Crypto news

20.06.2026
08:24

The AI model Claude Opus 4.7 outperformed humans by 20 times in controlling a robodog: a new stage in the evolution of autonomous agents

ии-стартап Anthropic AI

The world of robotics and artificial intelligence has made another qualitative leap. As part of the updated Project Fetch experiment, Anthropic demonstrated that its flagship model, Claude Opus 4.7, can perform complex tasks of configuring and controlling a four-legged robot 20 times faster than teams of human engineers. This is not just another benchmark — it is a signal that the boundaries between software code and the physical world are blurring at an incredible speed.

For context: in August 2024, company employees with no robotics experience attempted to program a robot dog using AI. At that time, the neural network served only as an assistant, speeding up the search for solutions. Today, the situation has changed dramatically. Claude Opus 4.7 worked almost autonomously, under minimal researcher supervision. The neural network independently completed a whole range of tasks:

  • Connected to video sensors and LiDAR;
  • Wrote a program for manual control;
  • Created a trajectory monitoring system;
  • Configured an object recognition algorithm.

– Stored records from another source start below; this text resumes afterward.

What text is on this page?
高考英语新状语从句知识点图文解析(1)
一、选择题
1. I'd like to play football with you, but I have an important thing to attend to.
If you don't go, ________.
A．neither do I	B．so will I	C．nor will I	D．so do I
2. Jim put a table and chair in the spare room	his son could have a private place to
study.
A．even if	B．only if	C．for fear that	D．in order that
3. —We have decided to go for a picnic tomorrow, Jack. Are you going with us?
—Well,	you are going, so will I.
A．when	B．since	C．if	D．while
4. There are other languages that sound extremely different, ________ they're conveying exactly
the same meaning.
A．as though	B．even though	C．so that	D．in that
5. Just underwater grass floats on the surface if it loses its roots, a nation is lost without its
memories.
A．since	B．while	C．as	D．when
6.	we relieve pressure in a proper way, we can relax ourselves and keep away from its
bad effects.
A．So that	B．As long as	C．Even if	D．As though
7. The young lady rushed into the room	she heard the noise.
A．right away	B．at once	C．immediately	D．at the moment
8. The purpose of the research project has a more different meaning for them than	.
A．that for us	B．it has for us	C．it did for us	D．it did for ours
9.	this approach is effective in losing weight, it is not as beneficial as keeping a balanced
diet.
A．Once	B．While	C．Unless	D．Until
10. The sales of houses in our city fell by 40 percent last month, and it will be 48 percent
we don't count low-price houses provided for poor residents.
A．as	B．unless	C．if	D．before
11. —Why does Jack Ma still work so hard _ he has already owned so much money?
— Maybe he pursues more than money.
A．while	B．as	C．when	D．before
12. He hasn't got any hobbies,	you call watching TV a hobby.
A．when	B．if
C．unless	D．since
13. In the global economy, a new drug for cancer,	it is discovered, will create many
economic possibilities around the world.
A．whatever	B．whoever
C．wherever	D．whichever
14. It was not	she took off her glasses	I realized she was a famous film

The numbers are impressive: the Opus 4.7 model proved to be 18 times faster than a team using previous AI versions, and 37 times faster than humans working without chatbot assistance. Moreover, the code generated by the neural network turned out to be 10 times more compact and efficient than human-written code.

The key conclusion drawn by the developers: progress in robotics is a side effect of the general scaling of language models. Anthropic did not introduce specialized algorithms for controlling hardware — this is pure magic of learning from vast data sets.

However, not everything is so smooth. Despite the triumph in programming and navigation, Claude still faces serious difficulties with precise physical manipulations. The model successfully guided the robot to its target but could not gently push a ball to the desired point. This task requires complex real-time feedback, where humans still hold the advantage.

Anthropic believes the industry is entering an era of "physical AI agents." In the near future, neural networks will be able to use standard tools and equipment as effectively as they currently work with code. Notably, on June 13, the company suspended access to the Fable 5 and Mythos 5 models due to a directive from the U.S. government on export controls — this underscores the growing strategic importance of such developments.

Expert opinion: The current experiment is a clear indicator that we are transitioning from AI as a "tool for thinking" to AI as a "tool for action." The key challenge now is not in writing code, but in fine motor skills. Once models learn to manage physical feedback with the same efficiency as digital feedback, we will witness a true boom in autonomous robotics.